RDFa Rich snippets for educational content

Prompted by a comment from Andy Powell that

It would be interesting to think about how much of required resource description for UKOER can be carried in the RDFa vocabularies currently understood by Google. Probably quite a lot.

I had a look at Googles webmaster advice on Marking up products for rich snippets.

My straw man mapping from the UKOER description requirements to Rich Snippets was:

Mandated Metadata
Programme tag = Brand?
Project tag = Brand?
Title = name
Author / owner / contributor = seller?
Date =
URL = offerURL (but not on OER page itself)
Licence information [Use CC code] price=0

Suggested Metadata
Language =
Subject = category
Keywords = category?
Additonal tags = category?
Comments = a review
Description = description

I put this into a quick example, and you can see what Google makes of it using the rich snippet testing tool. [I’m not sure I’ve got the nesting of a Person as the seller right.]

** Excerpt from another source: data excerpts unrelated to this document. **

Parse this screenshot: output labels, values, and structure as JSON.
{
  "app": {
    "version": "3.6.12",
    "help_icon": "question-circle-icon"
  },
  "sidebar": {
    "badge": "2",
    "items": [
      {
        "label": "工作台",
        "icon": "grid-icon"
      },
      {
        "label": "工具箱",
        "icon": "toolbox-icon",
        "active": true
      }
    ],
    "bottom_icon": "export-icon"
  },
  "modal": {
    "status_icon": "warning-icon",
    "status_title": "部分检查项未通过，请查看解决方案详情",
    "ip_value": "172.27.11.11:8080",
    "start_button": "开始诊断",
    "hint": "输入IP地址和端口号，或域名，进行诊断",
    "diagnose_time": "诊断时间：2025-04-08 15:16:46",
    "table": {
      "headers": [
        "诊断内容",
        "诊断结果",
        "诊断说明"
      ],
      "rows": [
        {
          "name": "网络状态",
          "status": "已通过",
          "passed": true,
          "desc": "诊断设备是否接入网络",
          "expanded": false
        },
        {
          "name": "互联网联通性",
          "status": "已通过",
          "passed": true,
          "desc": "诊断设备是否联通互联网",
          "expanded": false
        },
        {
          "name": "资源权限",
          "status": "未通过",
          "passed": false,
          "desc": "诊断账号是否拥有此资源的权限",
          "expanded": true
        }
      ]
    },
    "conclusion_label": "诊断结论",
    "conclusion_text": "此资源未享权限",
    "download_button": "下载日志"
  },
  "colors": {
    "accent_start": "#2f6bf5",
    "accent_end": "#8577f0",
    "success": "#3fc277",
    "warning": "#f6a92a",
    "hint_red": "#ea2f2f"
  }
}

So, interesting? I’m not sure that this example shows much that is interesting. Trying to shoe-horn information about an OER into a schema that was basically designed for adverts isn’t ideal, but they already done recipes as well, once they’ve got the important stuff like that done they might have a go at educational resources. But it is kind-of interesting that Google are using RDFa; there seems to be a slow increase in the number of tools/sites that are parsing and using RDFa.